A thyroid scan is a test to help determine the shape, size, and position of your thyroid. The test is also used to detect and evaluate nodules (lumps and bumps) in your thyroid.
A thyroid scan can also be used in conjunction with a thyroid uptake to evaluate if the thyroid is overactive (hyperthyroidism) or underactive (hypothyroidism).
For a thyroid scan, you may be required to be off any thyroid medications (Synthroid, Eltroxin, Tapazole, etc.) prior to the test.
You will be informed at the time of the booking whether to cease your medications and for how long.
Please Inform Your Doctor Or The Technologist If You Are,
Or Think You Might Be Pregnant Or Breastfeeding.
Check-in at the Diagnostic Imaging Department at the Sault Area Hospital for your appointment.

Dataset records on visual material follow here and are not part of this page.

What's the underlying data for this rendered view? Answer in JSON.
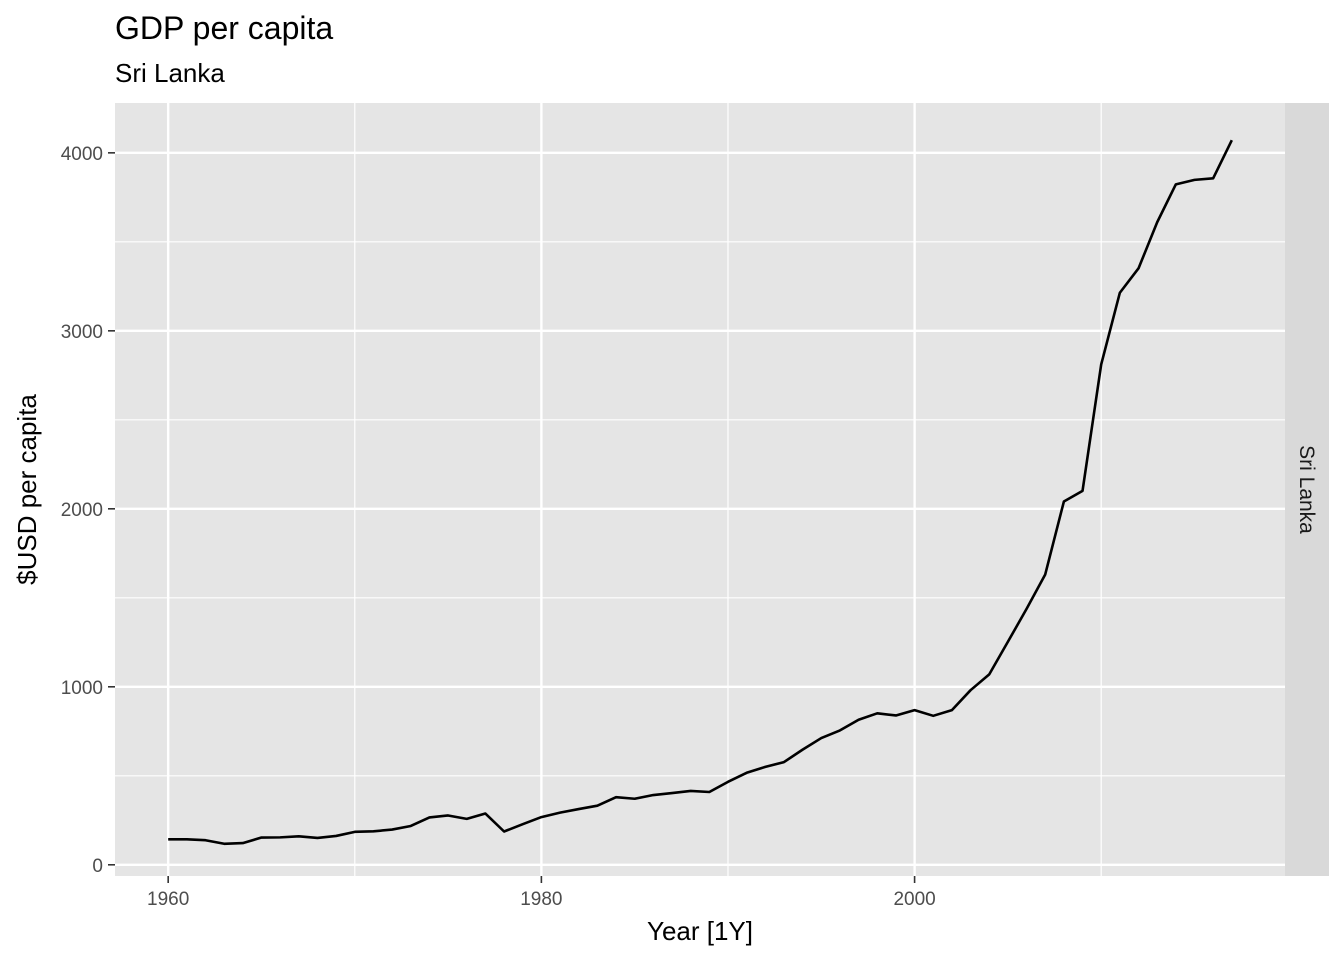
{
  "colors": {
    "panel_background": "#e5e5e5",
    "grid": "#ffffff",
    "strip_background": "#d9d9d9",
    "line": "#000000",
    "tick": "#333333"
  },
  "chart_data": {
    "type": "line",
    "title": "GDP per capita",
    "subtitle": "Sri Lanka",
    "xlabel": "Year [1Y]",
    "ylabel": "$USD per capita",
    "facet_label": "Sri Lanka",
    "xlim": [
      1957.15,
      2019.85
    ],
    "ylim": [
      -63,
      4280
    ],
    "x_ticks": [
      1960,
      1980,
      2000
    ],
    "x_tick_labels": [
      "1960",
      "1980",
      "2000"
    ],
    "x_minor_ticks": [
      1970,
      1990,
      2010
    ],
    "y_ticks": [
      0,
      1000,
      2000,
      3000,
      4000
    ],
    "y_tick_labels": [
      "0",
      "1000",
      "2000",
      "3000",
      "4000"
    ],
    "y_minor_ticks": [
      500,
      1500,
      2500,
      3500
    ],
    "grid": true,
    "legend": "none",
    "series": [
      {
        "x": [
          1960,
          1961,
          1962,
          1963,
          1964,
          1965,
          1966,
          1967,
          1968,
          1969,
          1970,
          1971,
          1972,
          1973,
          1974,
          1975,
          1976,
          1977,
          1978,
          1979,
          1980,
          1981,
          1982,
          1983,
          1984,
          1985,
          1986,
          1987,
          1988,
          1989,
          1990,
          1991,
          1992,
          1993,
          1994,
          1995,
          1996,
          1997,
          1998,
          1999,
          2000,
          2001,
          2002,
          2003,
          2004,
          2005,
          2006,
          2007,
          2008,
          2009,
          2010,
          2011,
          2012,
          2013,
          2014,
          2015,
          2016,
          2017
        ],
        "values": [
          143,
          143,
          138,
          118,
          122,
          153,
          154,
          160,
          151,
          162,
          185,
          188,
          198,
          218,
          266,
          277,
          258,
          288,
          187,
          228,
          268,
          293,
          313,
          332,
          380,
          371,
          392,
          403,
          415,
          409,
          466,
          517,
          550,
          577,
          647,
          712,
          755,
          815,
          851,
          839,
          869,
          837,
          869,
          981,
          1070,
          1253,
          1438,
          1631,
          2041,
          2101,
          2811,
          3214,
          3351,
          3610,
          3823,
          3848,
          3857,
          4071
        ]
      }
    ]
  }
}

To perform a thyroid scan you will be given a small injection of a radioactive tracer (Technetium-99m Pertechnetate) into a vein. The tracer will go to your thyroid and be taken into the gland. A series of images of your thyroid will be taken with our camera showing us how the tracer is distributed throughout your thyroid. The test typically takes around 20-30 minutes and you shouldn’t feel anything from the injection.
Following your test, there are no restrictions and you will be able to drive as you normally would. If you are planning on going into the United States of America you will set off the radiation detectors for approximately 2-3 days. We can provide a letter explaining why you are setting off the detectors however you will still be stopped.

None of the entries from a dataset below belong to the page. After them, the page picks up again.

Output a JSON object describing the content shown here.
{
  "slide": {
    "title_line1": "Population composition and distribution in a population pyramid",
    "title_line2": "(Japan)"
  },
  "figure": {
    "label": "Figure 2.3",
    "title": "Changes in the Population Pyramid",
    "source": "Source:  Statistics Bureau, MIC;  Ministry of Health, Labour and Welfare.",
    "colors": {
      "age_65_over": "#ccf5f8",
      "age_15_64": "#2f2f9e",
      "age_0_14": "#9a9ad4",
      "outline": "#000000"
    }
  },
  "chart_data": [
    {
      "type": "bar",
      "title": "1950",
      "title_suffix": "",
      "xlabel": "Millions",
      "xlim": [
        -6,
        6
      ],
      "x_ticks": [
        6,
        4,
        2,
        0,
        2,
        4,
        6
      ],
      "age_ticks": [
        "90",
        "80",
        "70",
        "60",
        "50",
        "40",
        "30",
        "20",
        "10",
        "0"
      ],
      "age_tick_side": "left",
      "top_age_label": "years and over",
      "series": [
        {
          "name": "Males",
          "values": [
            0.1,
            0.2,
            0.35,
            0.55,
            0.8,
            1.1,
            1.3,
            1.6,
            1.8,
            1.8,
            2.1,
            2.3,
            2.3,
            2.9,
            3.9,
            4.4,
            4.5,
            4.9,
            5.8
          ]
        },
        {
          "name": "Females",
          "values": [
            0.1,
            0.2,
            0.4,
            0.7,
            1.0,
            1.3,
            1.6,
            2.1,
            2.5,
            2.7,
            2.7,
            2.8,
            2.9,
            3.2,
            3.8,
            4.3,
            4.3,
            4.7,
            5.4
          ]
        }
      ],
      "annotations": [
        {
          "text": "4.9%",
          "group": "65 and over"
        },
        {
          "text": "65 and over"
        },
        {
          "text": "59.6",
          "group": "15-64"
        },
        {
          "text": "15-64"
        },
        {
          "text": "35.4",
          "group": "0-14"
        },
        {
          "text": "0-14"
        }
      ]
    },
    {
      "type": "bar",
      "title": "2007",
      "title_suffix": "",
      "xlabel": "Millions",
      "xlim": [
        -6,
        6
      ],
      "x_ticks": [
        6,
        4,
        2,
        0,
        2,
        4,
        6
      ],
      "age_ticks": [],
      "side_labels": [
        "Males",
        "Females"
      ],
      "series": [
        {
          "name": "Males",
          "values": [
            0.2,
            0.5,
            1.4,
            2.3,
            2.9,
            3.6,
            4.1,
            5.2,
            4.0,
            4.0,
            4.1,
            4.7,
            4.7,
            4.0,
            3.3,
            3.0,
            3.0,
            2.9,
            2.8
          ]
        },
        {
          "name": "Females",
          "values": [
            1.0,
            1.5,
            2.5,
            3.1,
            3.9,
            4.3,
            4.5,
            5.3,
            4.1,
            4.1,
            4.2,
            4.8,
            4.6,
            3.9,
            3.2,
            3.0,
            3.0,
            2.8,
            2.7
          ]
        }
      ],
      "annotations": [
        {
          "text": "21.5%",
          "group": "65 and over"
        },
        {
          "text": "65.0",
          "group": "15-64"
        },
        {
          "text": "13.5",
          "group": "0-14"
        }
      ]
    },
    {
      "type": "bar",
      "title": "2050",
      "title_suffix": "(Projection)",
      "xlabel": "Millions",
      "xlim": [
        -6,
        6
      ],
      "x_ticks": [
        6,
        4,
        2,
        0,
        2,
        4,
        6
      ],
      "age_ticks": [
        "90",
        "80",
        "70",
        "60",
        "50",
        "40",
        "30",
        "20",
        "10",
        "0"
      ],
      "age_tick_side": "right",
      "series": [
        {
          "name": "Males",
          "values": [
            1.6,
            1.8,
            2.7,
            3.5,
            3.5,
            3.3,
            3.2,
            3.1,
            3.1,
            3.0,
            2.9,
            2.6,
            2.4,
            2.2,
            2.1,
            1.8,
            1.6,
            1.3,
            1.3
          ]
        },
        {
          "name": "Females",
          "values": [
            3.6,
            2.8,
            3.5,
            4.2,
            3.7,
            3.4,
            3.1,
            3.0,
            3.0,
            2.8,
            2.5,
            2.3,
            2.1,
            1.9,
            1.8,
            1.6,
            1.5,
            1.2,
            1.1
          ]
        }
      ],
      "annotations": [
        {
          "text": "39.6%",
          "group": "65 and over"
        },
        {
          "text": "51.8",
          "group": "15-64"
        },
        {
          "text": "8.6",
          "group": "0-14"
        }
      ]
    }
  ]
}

Once your scan is complete it will be examined by a radiologist and a report will be sent to the ordering doctor within a week. Follow up your test with the ordering physician or your family doctor.
The amount of radioactive tracer injected for a thyroid scan is small enough that there are no additional requirements or precautions to protect others from radiation exposure. The radiation exposure to you is less than a standard chest x-ray. Most of the injections will be cleared out of your body within 24 hours.
Allergic reactions to the materials used are extremely rare and you shouldn’t feel anything from the radioactive material.
A thyroid scan is acquired using a gamma camera, a type of radiation detector that is used to show us how the radioactive tracer is distributed throughout your thyroid. The gamma camera will have a pinhole camera attachment (looks like a giant cone) on it. The pinhole camera allows for a magnified view of your thyroid. Our cameras do not emit radiation or loud noises and are not a hazard to anyone in the vicinity while acquiring.